Tables specified in INSERT INTO are Published. All other tables are Temporary.
yt.PublishedPrimaryMedium / yt.TemporaryPrimaryMedium
Value type | Default value | Static/ dynamic |
---|---|---|
String | — | Dynamic |
Set the @primary_medium
attribute for newly created tables. If available, assigns the primary medium in YTsaurus, where chunks will be recorded. By default, YTsaurus sets the primary medium to "default"
.
Tables specified in INSERT INTO are Published. All other tables are Temporary.
yt.IntermediateDataMedium
Value type | Default value | Static/ dynamic |
---|---|---|
String | — | Dynamic |
Set the medium used for intermediate data in operations (Sort, MapReduce). To learn more, see the documentation.
yt.PrimaryMedium
Value type | Default value | Static/ dynamic |
---|---|---|
String | — | Dynamic |
Sets the primary medium in YTsaurus for Published and Temporary tables and intermediate data in operations. Amounts to simultaneous setting of yt.IntermediateDataMedium
, yt.PublishedPrimaryMedium
, and yt.TemporaryPrimaryMedium
pragmas.
yt.HybridDqExecution
Value type | Default value | Static/ dynamic |
---|---|---|
Flag | true | Static |
Includes hybrid query execution via DQ
yt.NetworkProject
Value type | Default value | Static/ dynamic |
---|---|---|
String | - | Dynamic |
Sets the use of a specified network project in jobs. See the documentation.

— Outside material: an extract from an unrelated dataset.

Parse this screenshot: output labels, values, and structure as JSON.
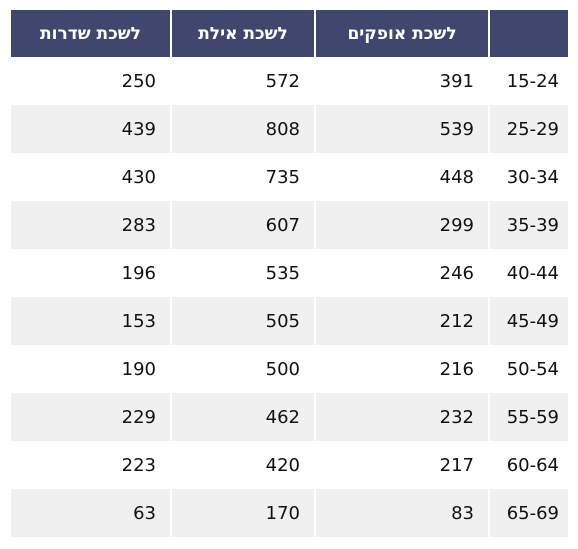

yt.BatchListFolderConcurrency
Value type | Default value | Static/ dynamic |
---|---|---|
Positive number | 5 | Static |
Sets the number of concurrent directory listing operations.
yt.ColumnGroupMode
Value type | Default value | Static/ dynamic |
---|---|---|
String: disable, single or perusage | disable | Static |
Sets the columnar group computation mode for intermediate query tables. In disable
mode, columnar groups aren't used. In single
mode, one group is created for all table columns. In perusage
mode, granular column groups by their consumers are created. All columns of the same group are simultaneously used in one or more consumers. For example, if the intermediate table has columns [a, b, c, d, e, f] and it is used by two operations with column selections [a, b, c, d] and [c, d, e, f] respectively, three column groups ([a, b], [c, d], and [e, f]) will be created in the table. If the intermediate table is used for publishing to an output table (that is, the consumer is the YtPublish node), columnar groups aren't used, except for the explicitly specified column_groups modifier. In the latter case, the intermediate table uses the modifier's columnar groups.
yt.MinColumnGroupSize
Value type | Default value | Static/ dynamic |
---|---|---|
Positive number not less than 2 | 2 | Static |
Sets the minimum size of a columnar group. If a computed group contains the number of columns that is less than the specified pragma value, the group isn't created.
yt.MaxColumnGroups
Value type | Default value | Static/ dynamic |
---|---|---|
Positive number | 64 | Static |
Sets the maximum number of columnar groups per intermediate query table. If the computed number of groups exceeds this limit, groups aren't created for this table.
yt.ForceJobSizeAdjuster
Value type | Default value | Static/ dynamic |
---|---|---|
Flag | true | Static |
Sets the "force_job_size_adjuster"
option in the operation settings.